Ousmane Sonko élu président de Pastef lors du premier congrès national du parti.

FB IMG 17808641869561 1140x570 1

Ousmane Sonko a été élu président de Pastef-Les Patriotes à l’issue du premier congrès national de la formation politique, organisé à Diamniadio, près de Dakar. Ce rendez-vous historique, qui a réuni des délégués venus de l’ensemble du Sénégal ainsi que de la diaspora, marque une nouvelle étape dans l’évolution du parti fondé en 2014.

Selon les résultats proclamés par la commission électorale du congrès, Ousmane Sonko a recueilli l’intégralité des suffrages exprimés, soit 589 voix sur 589 procès-verbaux validés sur les 598 attendus. Aucun vote blanc n’a été enregistré et le taux de participation a atteint 98,5 %, illustrant la forte mobilisation des congressistes.

Un congrès fondateur pour la formation au pouvoir

Au-delà de l’élection de son nouveau président, ce premier congrès national constitue un moment charnière pour Pastef. Les participants étaient appelés à renouveler les instances dirigeantes du parti et à définir les orientations stratégiques qui guideront son action dans les années à venir.

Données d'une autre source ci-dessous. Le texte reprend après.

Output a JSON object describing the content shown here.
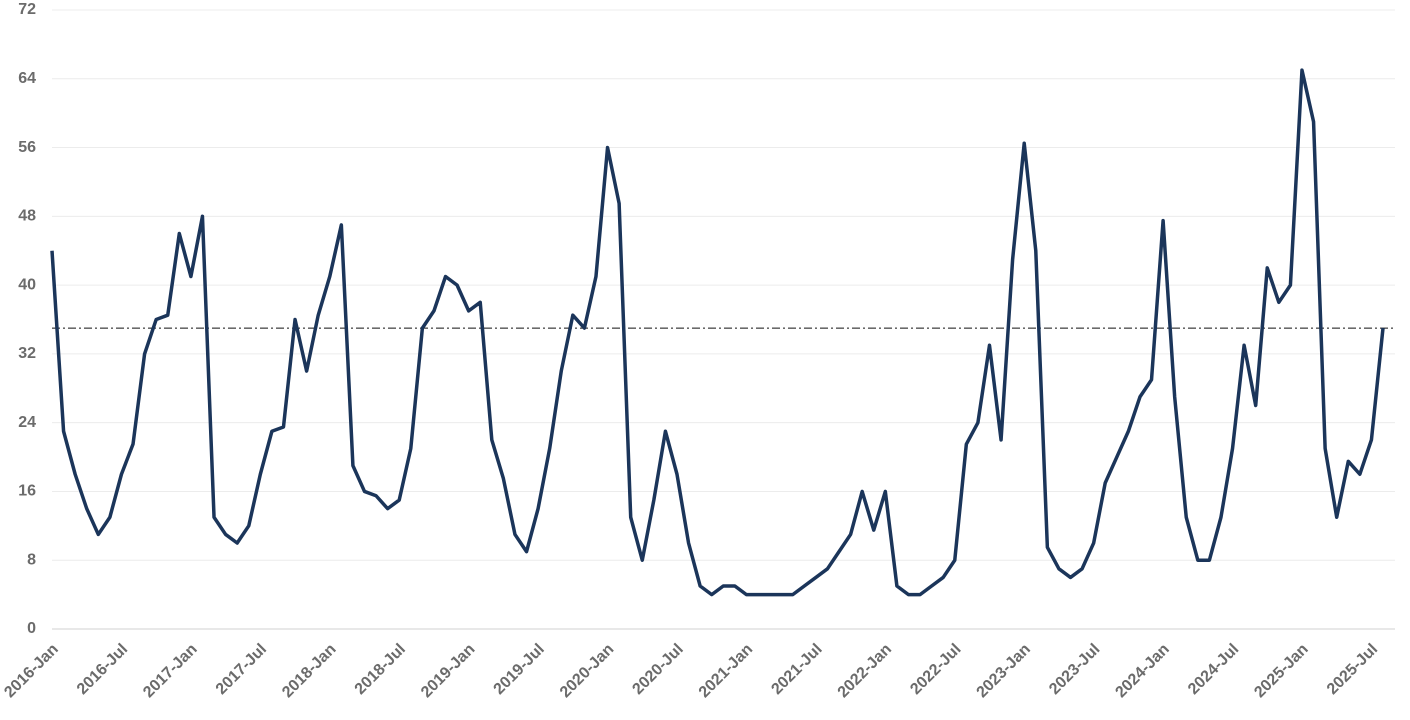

Cette rencontre intervient dans un contexte politique particulier, marqué par une recomposition des équilibres au sommet de l’État sénégalais. Ces dernières semaines, plusieurs changements institutionnels majeurs ont redéfini les rôles des principales figures du pouvoir.

Une nouvelle séquence politique après son départ de la Primature

Le 22 mai dernier, Ousmane Sonko a quitté ses fonctions de Premier ministre à la suite d’une décision du président Bassirou Diomaye Faye. Quelques jours plus tard, il a été porté à la présidence de l’Assemblée nationale, renforçant ainsi son poids institutionnel au sein du paysage politique sénégalais.

Cette réorganisation a alimenté les débats sur les rapports entre les deux figures emblématiques de Pastef, alors que des divergences sont apparues sur certaines orientations liées à la conduite de l’action publique et à l’organisation du pouvoir. Malgré ces différences, les deux responsables continuent d’affirmer leur appartenance commune au parti et leur engagement en faveur du projet politique porté par Pastef.

Pastef redéfinit sa place dans l’architecture du pouvoir

Le congrès s’est tenu quelques jours après la mise en place du gouvernement dirigé par Ahmadou Alamine Mohamed Lo. Bien que disposant d’une majorité confortable à l’Assemblée nationale, Pastef a choisi de ne pas intégrer cette nouvelle équipe gouvernementale.

Ousmane Sonko avait justifié cette position par des désaccords portant notamment sur le rôle de la majorité parlementaire dans les institutions et sur certaines orientations politiques. Il avait toutefois insisté sur la nécessité de préserver la stabilité du pays et privilégié le dialogue avec le chef de l’État plutôt qu’une logique de confrontation.

De mouvement politique à organisation structurée

À l’approche du congrès, Ousmane Sonko avait présenté cette rencontre comme une étape essentielle dans la maturation de Pastef. Selon lui, le parti doit désormais franchir un nouveau cap organisationnel afin de consolider son implantation et d’adapter son fonctionnement aux responsabilités liées à l’exercice du pouvoir.

Son élection à la présidence du parti lui confère désormais la direction politique officielle de Pastef à un moment où la formation cherche à clarifier son positionnement entre majorité parlementaire, influence institutionnelle et stratégie politique à long terme.

Les travaux du congrès doivent se poursuivre avec l’examen des textes d’orientation et l’adoption de plusieurs résolutions destinées à encadrer l’action future du parti sur les plans politique, organisationnel et programmatique.